Mercedes has filed lawsuits against four artists after they accused the car company of infringing upon their copyright by including graffiti murals in the backgrounds of car photos posted to Instagram.
The Detroit News reports that in its lawsuits filed on March 29th, Mercedes is asking a federal judge to rule in its favor against claims being made by artists Daniel Bombardier, James “Dabls” Lewis, Jeff Soto, and Maxx Gramajo.
It was only a year after the photos were published that the artists began accusing Mercedes of copyright infringement. All that harm must have really been delayed, I suppose. As a symbol of their artistic dedication, even after Mercedes took the photos down from Instagram due to the complaints, those same artists continued to demand Mercedes pay them for the images. In its suit, the car company is arguing both that its use was fair use and that the murals are exempt from copyright as a matter of law.
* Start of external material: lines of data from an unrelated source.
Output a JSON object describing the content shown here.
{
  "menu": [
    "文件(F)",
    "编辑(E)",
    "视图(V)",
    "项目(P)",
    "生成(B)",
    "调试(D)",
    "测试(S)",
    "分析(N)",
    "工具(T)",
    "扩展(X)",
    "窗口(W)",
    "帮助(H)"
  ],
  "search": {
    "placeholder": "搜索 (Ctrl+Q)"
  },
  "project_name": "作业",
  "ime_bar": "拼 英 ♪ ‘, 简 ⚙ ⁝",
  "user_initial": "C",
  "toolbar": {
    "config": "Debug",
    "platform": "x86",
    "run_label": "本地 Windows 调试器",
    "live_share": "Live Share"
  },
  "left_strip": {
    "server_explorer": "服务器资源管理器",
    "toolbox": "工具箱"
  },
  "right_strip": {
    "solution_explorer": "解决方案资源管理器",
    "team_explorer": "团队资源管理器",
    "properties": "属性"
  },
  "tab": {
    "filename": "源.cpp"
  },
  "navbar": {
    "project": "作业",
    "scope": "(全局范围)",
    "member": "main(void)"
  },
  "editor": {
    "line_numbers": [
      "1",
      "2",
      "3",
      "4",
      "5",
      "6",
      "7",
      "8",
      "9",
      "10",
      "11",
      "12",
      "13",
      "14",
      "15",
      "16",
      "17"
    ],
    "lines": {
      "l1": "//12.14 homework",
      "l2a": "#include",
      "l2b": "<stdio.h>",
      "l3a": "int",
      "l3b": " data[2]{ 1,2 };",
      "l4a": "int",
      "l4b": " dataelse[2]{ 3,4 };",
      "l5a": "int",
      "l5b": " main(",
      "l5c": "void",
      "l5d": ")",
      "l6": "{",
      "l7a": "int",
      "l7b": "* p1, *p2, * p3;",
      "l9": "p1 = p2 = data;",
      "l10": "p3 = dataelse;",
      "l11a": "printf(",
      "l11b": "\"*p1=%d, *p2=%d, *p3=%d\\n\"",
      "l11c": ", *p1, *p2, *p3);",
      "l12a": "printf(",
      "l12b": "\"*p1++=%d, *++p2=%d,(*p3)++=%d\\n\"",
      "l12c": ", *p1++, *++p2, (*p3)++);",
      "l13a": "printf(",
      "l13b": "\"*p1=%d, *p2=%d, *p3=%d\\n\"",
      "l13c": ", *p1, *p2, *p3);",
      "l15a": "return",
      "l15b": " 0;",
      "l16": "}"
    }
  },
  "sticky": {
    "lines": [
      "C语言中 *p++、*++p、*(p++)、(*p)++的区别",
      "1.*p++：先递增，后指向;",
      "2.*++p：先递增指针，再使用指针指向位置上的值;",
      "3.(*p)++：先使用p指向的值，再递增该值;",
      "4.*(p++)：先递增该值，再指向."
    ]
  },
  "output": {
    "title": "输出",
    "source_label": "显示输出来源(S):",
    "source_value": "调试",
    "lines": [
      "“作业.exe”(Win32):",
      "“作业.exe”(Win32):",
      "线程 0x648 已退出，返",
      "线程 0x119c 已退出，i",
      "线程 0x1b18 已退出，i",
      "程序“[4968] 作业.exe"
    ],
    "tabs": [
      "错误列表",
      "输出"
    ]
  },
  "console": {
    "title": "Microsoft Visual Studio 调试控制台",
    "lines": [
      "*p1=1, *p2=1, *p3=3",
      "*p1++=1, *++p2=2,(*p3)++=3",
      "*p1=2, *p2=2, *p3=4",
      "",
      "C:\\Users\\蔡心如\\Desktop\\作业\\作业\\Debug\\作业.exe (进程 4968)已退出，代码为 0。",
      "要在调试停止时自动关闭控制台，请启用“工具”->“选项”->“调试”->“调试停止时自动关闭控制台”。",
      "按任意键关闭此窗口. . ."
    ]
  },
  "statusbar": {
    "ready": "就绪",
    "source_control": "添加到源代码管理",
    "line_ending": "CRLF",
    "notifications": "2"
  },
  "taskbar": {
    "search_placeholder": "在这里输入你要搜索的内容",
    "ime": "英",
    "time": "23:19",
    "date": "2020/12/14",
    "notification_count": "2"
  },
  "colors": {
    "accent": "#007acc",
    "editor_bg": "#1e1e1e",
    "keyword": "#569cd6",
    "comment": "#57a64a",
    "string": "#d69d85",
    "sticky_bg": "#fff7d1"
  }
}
Mercedes argues that its inclusion of the murals was fair use and that the murals are exempt from copyright protection under the Architectural WorksCopyright Protection Act since they’re permanent parts of the architecture.
Which seems like a bit of a stretch. Permanent is not the word I would use for graffiti, having seen it, you know, removed before. The fair use argument is much stronger, given the limited nature of the use, the fact that it wasn’t the subject of the larger use, and the damned fact that all of this is in full view of the public. Mercedes was using Detroit to sell its cars, not these murals. Calling this copyright infringement would make no more sense than a restaurant across the street from the murals being accused of replicating a public performance by putting in patio seating in full view of the mural.
So let’s hope the courts get this right and we get some caselaw to do with public murals.